(fot. arch Anna Wójcik-Brzezińska)
Mam trochę żalu, bo przecież wszyscy wiedzieli, co naczelnik z nami robi, a jak przyszło do składania zeznań, wielu odpuściło – mówi mężczyzna. Sprawę jego doniesienia bada Komisja Antymobbingowa komendy wojewódzkiej, o nieprawidłowościach funkcjonariusz poinformował – Ministra Spraw Wewnętrznych i Administracji, Ministra Sprawiedliwości, Komendanta Głównego Policji, Rzecznika Praw Obywatelskich. – Szukam sprawiedliwości – powtarza.
31 maja prokuratura postanowiła umorzyć śledztwo w sprawie rzekomego stosowania mobbingu przez jednego z naczelników Komendy Miejskiej Policji w Skierniewicach w stosunku do podwładnego. Na żadnym etapie postępowania nikomu nie postawiono zarzutów karnych – słyszymy. Sprawą zajmuje się też wydział wewnętrzny KWP.
Po raz pierwszy sprawa zarzutów stawianych jednemu z oficerów światło dzienne ujrzała wiosną 2018 roku. Wówczas do redakcji „Głosu” wpłynęło pismo obszernie traktujące o nadużyciach, których miał się dopuszczać naczelnik.

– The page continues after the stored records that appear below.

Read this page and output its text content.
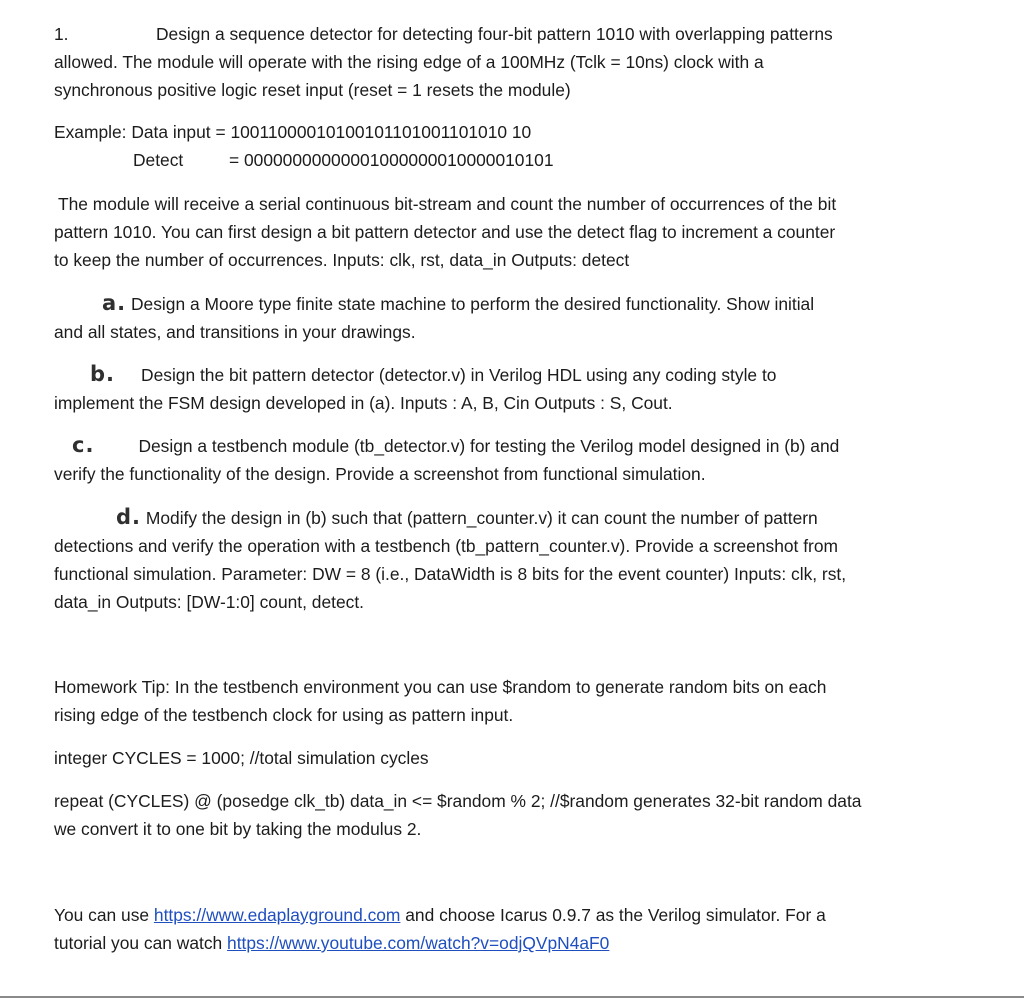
1.	Design a sequence detector for detecting four-bit pattern 1010 with overlapping patterns
allowed. The module will operate with the rising edge of a 100MHz (Tclk = 10ns) clock with a
synchronous positive logic reset input (reset = 1 resets the module)
Example: Data input = 10011000010100101101001101010 10
Detect	= 00000000000001000000010000010101
The module will receive a serial continuous bit-stream and count the number of occurrences of the bit
pattern 1010. You can first design a bit pattern detector and use the detect flag to increment a counter
to keep the number of occurrences. Inputs: clk, rst, data_in Outputs: detect
a. Design a Moore type finite state machine to perform the desired functionality. Show initial
and all states, and transitions in your drawings.
b. Design the bit pattern detector (detector.v) in Verilog HDL using any coding style to
implement the FSM design developed in (a). Inputs : A, B, Cin Outputs : S, Cout.
c.	Design a testbench module (tb_detector.v) for testing the Verilog model designed in (b) and
verify the functionality of the design. Provide a screenshot from functional simulation.
d. Modify the design in (b) such that (pattern_counter.v) it can count the number of pattern
detections and verify the operation with a testbench (tb_pattern_counter.v). Provide a screenshot from
functional simulation. Parameter: DW = 8 (i.e., DataWidth is 8 bits for the event counter) Inputs: clk, rst,
data_in Outputs: [DW-1:0] count, detect.
Homework Tip: In the testbench environment you can use $random to generate random bits on each
rising edge of the testbench clock for using as pattern input.
integer CYCLES = 1000; //total simulation cycles
repeat (CYCLES) @ (posedge clk_tb) data_in <= $random % 2; //$random generates 32-bit random data
we convert it to one bit by taking the modulus 2.
You can use https://www.edaplayground.com and choose Icarus 0.9.7 as the Verilog simulator. For a
tutorial you can watch https://www.youtube.com/watch?v=odjQVpN4aF0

Sam zainteresowany sprawę komentował wówczas: „Policja to służba hierarchiczna, wymaga szczególnej dyscypliny, predyspozycji i odporności na stres. Niestety, młoda kadra ma problem w odnalezieniu się w tej rzeczywistości”. Sprawę badała komenda wojewódzka policji, zainteresowały się nią związki zawodowe. Przeprowadzono ankiety, zorganizowano spotkanie z psychologiem. Ponieważ doniesienie było anonimem, usłyszeliśmy – zarzutów nie można zweryfikować.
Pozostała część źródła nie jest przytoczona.